The effort – known during the holiday season as CounterAttack – much like the message that driving while impaired is bad, is far, far, far from new.

And yet, the need to drive it home year after year has yet to fade.

READ MORE: White Rock, Surrey RCMP CounterAttack campaigns underway

According to ICBC, an average of 17 people are killed every year in the Lower Mainland in crashes involving impaired driving.
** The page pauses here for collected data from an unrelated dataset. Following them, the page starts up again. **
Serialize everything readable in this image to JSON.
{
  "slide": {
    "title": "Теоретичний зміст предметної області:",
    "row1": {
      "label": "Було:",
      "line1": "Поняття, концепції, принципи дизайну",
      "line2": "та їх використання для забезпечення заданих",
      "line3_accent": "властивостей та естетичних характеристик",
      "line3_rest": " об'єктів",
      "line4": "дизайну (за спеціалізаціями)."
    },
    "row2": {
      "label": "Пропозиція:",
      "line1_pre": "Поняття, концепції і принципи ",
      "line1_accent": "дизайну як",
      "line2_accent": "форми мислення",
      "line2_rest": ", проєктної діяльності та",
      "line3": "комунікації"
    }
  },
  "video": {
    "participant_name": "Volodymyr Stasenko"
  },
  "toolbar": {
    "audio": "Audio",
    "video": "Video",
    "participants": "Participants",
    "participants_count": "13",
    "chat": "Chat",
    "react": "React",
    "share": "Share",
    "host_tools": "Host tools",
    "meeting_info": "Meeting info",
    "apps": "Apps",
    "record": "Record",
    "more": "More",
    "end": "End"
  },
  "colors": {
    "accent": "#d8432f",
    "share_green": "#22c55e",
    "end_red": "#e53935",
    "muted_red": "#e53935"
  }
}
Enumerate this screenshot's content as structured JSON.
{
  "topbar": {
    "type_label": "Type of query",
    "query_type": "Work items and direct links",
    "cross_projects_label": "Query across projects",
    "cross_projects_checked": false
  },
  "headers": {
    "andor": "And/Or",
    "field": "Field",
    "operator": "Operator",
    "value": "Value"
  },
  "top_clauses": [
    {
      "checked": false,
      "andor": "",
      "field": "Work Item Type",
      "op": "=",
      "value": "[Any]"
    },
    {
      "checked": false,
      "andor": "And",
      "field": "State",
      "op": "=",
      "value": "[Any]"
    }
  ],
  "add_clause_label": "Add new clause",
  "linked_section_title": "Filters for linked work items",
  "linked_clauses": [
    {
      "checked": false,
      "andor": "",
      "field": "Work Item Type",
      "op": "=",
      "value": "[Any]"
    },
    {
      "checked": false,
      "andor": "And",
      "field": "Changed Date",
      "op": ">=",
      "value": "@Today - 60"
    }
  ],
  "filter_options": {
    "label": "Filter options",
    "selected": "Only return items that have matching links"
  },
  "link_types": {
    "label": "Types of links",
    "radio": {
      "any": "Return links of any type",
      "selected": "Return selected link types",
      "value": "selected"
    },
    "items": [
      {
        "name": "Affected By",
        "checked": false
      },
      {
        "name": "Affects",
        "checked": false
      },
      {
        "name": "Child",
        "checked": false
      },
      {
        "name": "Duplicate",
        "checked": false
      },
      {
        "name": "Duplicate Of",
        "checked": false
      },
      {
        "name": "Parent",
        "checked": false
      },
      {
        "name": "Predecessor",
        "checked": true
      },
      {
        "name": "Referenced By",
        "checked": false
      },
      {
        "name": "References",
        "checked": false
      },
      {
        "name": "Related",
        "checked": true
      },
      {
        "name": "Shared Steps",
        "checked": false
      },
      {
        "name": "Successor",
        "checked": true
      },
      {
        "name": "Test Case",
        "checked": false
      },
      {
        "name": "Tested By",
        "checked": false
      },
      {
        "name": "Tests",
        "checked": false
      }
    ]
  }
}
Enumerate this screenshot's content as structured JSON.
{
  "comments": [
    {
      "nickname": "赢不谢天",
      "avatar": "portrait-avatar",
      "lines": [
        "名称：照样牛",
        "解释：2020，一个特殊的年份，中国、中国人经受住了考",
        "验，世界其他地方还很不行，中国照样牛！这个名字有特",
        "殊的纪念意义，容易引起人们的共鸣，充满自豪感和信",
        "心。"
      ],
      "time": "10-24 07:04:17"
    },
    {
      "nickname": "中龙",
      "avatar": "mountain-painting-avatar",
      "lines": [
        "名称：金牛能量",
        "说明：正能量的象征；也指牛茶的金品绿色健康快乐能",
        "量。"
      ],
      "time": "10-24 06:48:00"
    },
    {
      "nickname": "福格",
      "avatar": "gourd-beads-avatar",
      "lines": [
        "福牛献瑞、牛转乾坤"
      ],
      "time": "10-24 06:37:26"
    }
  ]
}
For those who think that number sounds small in comparison to the area’s 2.8-million or so population, and that perhaps the concern is exaggerated, try talking with friends or family members of someone who has died because an impaired driver got behind the wheel.

Or, sit down – socially-distanced, of course – with someone whose own life was drastically altered by a similar decision.

There are people who call the Semiahmoo Peninsula home who know the damage firsthand. Some of their stories have been told over the years in these pages, including that of former White Rock mayor Catherine Ferguson, who fought her way back from catastrophic injuries suffered when she was hit by a drunk driver.

And of Cloverdale filmmaker John Banovich, who underwent 43 surgeries in the three months that he spent in ICU after being hit by a drunk driver more than two decades ago.

Four-year-old Alexa Middelaer’s 2008 death shook the community. The tot was simply enjoying a roadside visit with her favourite horse when she and her aunt were hit by a Ladner woman who drove impaired.

These are just a few of the impacts felt in this community as a result of impaired drivers.

To think that anyone would be unmoved by such stories is unimaginable, as is a scenario where anyone old enough both to become impaired and drive would be oblivious to the potential consequences.

Sadly, the statistics suggest otherwise.

So, as police in Surrey and White Rock join their counterparts across the province in rolling out increased enforcement, let’s hope that this Christmas season, at least, is remembered for good decisions.